The David Hall, often seeming to be the target of some behaviour, have been very supportive and I would like to thank their committee for providing time for a number of taster activities put on by the Yeovil Foyer Outreach group, lead by Lisa Warr. Together with the District Young People’s Officer the Foyer began a series of sessions to identify what activities young people would want to get involved with – a number of things have come out of this – street soccer, DJ skills and others that are being pursued and will (with the support of volunteers) be a continuing part of village life.

The entrance to the Library used to be a haven for young people when it rained – but its not the perfect place, no light, no seats and a not really the right location. The photograph shows the new Youth Shelter, installed a few weeks ago and already being well used. The recreation ground was clearly seen as a better place for young people to congregate in the summer evenings, and the games area is great but without lighting and without a shelter that was lit the dark nights meant young people went back to the village centre after dark…..

Now the shelter with its solar panels providing gentle light until well into the evening and the new lights for the multi use games area (installed with much help from the police, Russell Knight and Keith Vincent – and 15 young people digging trenches on the first night) will offer a safe, accessible place for all young people to congregate.

The Youth Club continues to operate twonighst each week with a further evening session panned tostart in September. The parish Coucnuikl has now arranged for Peter May and his team from Active Learning Skills to arrange additional activities na Friday evening to complement the work of the County Youth Service. SCC have just appointed a new Senior Youth Worker who will be able concentrate much more on South Petherton and we look forward to him arriving next month.

All of this (and there is more) are on the positive side, but we cannot shrink from taking affirmative action when things still don not go right. The level of police intervention and action has increased significantly, the level of incidents has reduced but the severity of penalty has increased.

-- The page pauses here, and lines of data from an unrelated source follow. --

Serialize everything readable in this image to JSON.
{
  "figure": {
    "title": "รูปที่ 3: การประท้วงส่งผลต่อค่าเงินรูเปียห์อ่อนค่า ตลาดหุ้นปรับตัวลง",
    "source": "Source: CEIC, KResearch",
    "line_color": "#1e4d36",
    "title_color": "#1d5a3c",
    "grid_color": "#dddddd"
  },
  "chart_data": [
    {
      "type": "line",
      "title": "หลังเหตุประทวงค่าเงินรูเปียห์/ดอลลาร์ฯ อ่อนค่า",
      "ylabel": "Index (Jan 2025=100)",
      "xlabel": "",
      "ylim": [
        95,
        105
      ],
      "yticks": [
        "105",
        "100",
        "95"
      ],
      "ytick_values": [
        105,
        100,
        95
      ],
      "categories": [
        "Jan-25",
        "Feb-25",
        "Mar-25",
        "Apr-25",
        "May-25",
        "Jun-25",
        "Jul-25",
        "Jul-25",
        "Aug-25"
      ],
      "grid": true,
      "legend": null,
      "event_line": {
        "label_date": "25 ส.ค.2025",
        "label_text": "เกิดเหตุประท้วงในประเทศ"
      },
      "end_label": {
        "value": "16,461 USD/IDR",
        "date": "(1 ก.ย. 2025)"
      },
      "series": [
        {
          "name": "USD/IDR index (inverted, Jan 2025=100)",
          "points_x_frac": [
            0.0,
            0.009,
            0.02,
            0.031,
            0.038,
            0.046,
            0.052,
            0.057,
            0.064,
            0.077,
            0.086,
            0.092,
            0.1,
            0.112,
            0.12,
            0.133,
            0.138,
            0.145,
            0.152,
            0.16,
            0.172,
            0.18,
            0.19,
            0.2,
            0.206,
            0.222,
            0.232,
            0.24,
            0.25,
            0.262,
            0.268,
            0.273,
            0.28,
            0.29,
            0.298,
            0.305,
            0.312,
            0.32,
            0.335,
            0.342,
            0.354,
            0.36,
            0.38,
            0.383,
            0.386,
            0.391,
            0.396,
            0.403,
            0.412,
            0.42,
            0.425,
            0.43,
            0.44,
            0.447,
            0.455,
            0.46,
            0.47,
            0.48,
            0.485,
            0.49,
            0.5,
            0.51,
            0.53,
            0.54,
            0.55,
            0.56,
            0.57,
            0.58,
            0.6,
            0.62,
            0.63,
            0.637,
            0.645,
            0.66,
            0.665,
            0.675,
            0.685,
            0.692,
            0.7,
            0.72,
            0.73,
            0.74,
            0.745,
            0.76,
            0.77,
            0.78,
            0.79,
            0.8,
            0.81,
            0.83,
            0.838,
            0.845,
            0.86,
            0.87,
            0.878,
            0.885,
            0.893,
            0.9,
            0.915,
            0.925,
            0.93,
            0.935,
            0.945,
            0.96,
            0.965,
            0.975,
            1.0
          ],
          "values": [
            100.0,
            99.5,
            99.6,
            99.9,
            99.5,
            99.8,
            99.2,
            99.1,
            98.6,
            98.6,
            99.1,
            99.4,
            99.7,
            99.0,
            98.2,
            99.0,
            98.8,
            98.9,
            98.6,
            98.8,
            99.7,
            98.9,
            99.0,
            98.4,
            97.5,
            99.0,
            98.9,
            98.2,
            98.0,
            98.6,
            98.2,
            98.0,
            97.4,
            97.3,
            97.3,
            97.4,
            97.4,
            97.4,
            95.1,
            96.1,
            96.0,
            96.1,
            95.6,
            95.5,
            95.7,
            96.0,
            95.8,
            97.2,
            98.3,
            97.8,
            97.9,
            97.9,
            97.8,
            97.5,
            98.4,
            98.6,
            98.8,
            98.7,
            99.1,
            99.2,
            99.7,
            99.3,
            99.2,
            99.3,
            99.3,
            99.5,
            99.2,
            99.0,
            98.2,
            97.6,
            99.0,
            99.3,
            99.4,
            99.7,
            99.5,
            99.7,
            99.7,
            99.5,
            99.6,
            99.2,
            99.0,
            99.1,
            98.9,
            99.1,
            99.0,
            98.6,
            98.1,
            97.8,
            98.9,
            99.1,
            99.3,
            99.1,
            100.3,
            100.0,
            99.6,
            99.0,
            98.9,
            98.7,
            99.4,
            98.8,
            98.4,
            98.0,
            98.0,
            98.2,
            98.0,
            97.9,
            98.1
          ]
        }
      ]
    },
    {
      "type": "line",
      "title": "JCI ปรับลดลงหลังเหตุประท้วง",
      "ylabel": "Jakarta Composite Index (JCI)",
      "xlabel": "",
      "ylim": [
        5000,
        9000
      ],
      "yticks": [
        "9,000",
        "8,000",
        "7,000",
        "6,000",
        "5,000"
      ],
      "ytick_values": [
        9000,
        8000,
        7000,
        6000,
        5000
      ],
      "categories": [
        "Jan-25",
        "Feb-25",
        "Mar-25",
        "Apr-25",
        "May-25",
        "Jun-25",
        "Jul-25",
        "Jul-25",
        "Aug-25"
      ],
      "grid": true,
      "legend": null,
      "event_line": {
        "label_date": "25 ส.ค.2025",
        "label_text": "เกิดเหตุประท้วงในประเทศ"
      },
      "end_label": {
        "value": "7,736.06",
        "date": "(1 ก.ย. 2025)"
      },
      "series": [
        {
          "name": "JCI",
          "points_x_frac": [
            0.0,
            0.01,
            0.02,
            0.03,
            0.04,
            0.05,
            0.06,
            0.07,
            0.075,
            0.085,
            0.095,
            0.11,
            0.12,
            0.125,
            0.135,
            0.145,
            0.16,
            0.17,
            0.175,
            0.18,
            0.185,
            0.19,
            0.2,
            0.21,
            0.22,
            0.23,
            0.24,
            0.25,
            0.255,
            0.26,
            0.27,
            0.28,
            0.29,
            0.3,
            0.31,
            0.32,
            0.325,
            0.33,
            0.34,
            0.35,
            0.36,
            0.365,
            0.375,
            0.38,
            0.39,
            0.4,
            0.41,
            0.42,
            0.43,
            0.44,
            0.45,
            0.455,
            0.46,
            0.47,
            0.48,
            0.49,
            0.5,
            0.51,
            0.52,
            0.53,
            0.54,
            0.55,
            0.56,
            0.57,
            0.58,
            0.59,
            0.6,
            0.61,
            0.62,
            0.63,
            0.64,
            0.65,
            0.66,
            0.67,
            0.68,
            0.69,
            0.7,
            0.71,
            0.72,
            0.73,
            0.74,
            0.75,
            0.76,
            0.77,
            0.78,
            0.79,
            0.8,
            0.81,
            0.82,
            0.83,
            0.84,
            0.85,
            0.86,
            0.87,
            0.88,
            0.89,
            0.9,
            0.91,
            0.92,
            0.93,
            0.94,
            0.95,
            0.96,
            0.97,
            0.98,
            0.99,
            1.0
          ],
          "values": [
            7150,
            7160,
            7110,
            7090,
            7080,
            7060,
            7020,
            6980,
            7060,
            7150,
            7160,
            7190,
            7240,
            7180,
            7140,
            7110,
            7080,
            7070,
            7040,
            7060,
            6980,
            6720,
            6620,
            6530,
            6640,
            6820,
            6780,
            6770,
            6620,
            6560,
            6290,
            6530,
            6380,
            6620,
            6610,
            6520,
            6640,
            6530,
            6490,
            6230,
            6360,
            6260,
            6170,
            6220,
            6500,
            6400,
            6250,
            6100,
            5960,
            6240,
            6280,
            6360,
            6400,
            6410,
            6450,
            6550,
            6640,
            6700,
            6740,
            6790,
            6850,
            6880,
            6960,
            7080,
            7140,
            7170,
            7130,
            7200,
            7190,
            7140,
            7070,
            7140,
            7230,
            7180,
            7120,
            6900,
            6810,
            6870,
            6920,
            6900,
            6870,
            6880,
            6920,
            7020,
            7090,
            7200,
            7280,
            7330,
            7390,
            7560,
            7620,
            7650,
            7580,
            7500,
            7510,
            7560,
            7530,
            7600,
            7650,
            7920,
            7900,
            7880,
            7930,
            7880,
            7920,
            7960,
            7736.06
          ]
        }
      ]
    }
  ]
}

Neighbourhood Watch Schemes have been established in the central part of the village and along with the existing schemes are well supported by our Police Community Support Officers, Michelle Haimes and Peter Brember and by Jon Watson, Police Community Beat Manager . Jon has run 2 extremely successful exercises since he joined our area. The first was a meeting of all young people in the rec with over 30 attendees where the issues were openly discussed and actions agreed, the second a PACT (Police and Community Together’ session at the annual parish meeting, where the 3 key issues of concern were

1. Anti Social Behaviour
2. Parking
3. Speeding

The balance between plenty to do, an open attitude between young and older residents, and strong action by police in response to recorded incidents is the key to lower levels of concern and even greater comfort in this best of all villages. There has been a higher level of parking enforcement, and with enough volunteers Community Speedwatch could restart and will be supported actively by the police as it is in other parishes.

And that’s the big message from the Local Action Group’s first year. There is a real opportunity to make a difference if everyone gets together with a positive attitude and gets on with doing something. We have made a good start, its not a finished project but so far its making a real improvement that we will strive to continue to deliver.